The company is looking to produce the first alcoholic drink in its 132-year-history, with plans to launch an alcopop in Japan. The drink will be a canned version of Chu-Hi, an alcoholic drink made with shochu; a distilled beverage typically made from rice, barley, sweet potatoes and other ingredients. The company hopes to capitalize on the increase in popularity in Japan of Chu-Hi alcopops. Sales of the drink, which ranges in alcohol content from 3-8%, have surged over the past five years and is particularly popular with female drinkers.
“We haven’t experimented in the low-alcohol category before, but it’s an example of how we continue to explore opportunities outside our core areas,” Jorge Garduño, president of Coke’s Japanese business.
But those outside the Japanese market shouldn’t get too excited about seeing alcoholic Coke products on their shelves. According to an interview with the company’s Japan president, this is specifically a Japanese thing.
Sales of sodas are in decline worldwide as young people become more health conscious, cutting down on sugar consumption. And Coke’s Japanese business is unusually experimental, trying out 100 new products on average each year. Last year, it launched a version of Coke with added fibre, called Coca-Cola Plus, with Japan’s ageing population in mind.
“While many markets are becoming more like Japan, I think the culture here is still very unique and special, so many products that are born here will stay here,” Garduño noted.

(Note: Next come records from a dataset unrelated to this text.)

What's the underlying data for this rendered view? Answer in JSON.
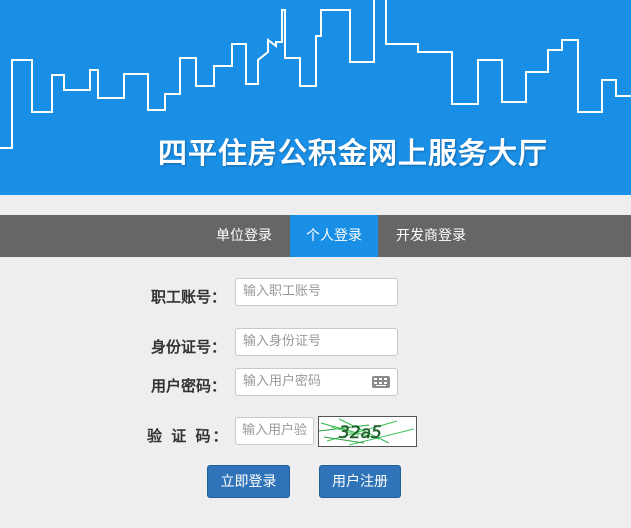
{
  "banner": {
    "title": "四平住房公积金网上服务大厅",
    "bg_color": "#1a8fe6"
  },
  "tabs": [
    {
      "label": "单位登录",
      "active": false
    },
    {
      "label": "个人登录",
      "active": true
    },
    {
      "label": "开发商登录",
      "active": false
    }
  ],
  "form": {
    "account": {
      "label": "职工账号：",
      "placeholder": "输入职工账号"
    },
    "idcard": {
      "label": "身份证号：",
      "placeholder": "输入身份证号"
    },
    "password": {
      "label": "用户密码：",
      "placeholder": "输入用户密码",
      "icon": "keyboard-icon"
    },
    "captcha": {
      "label": "验 证 码：",
      "placeholder": "输入用户验",
      "image_text": "32a5"
    }
  },
  "buttons": {
    "login": "立即登录",
    "register": "用户注册"
  },
  "colors": {
    "accent": "#1a8fe6",
    "tab_bar": "#666666",
    "button": "#2f73b8"
  }
}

And earlier courting with the alcohol industry
Even though Coca-Cola’s Chu-Hi drink will be its first alcoholic product, this isn’t the first time the company has been involved in the alcohol industry. In 1977, the company launched Coca-Cola’s Wine Spectrum unit, which included Sterling Vineyards, Monterey Vineyard and the Taylor Wine Company. In 1983, the Wine Spectrum unit was bought by Joseph E. Seagram & Sons for more than US$200 million.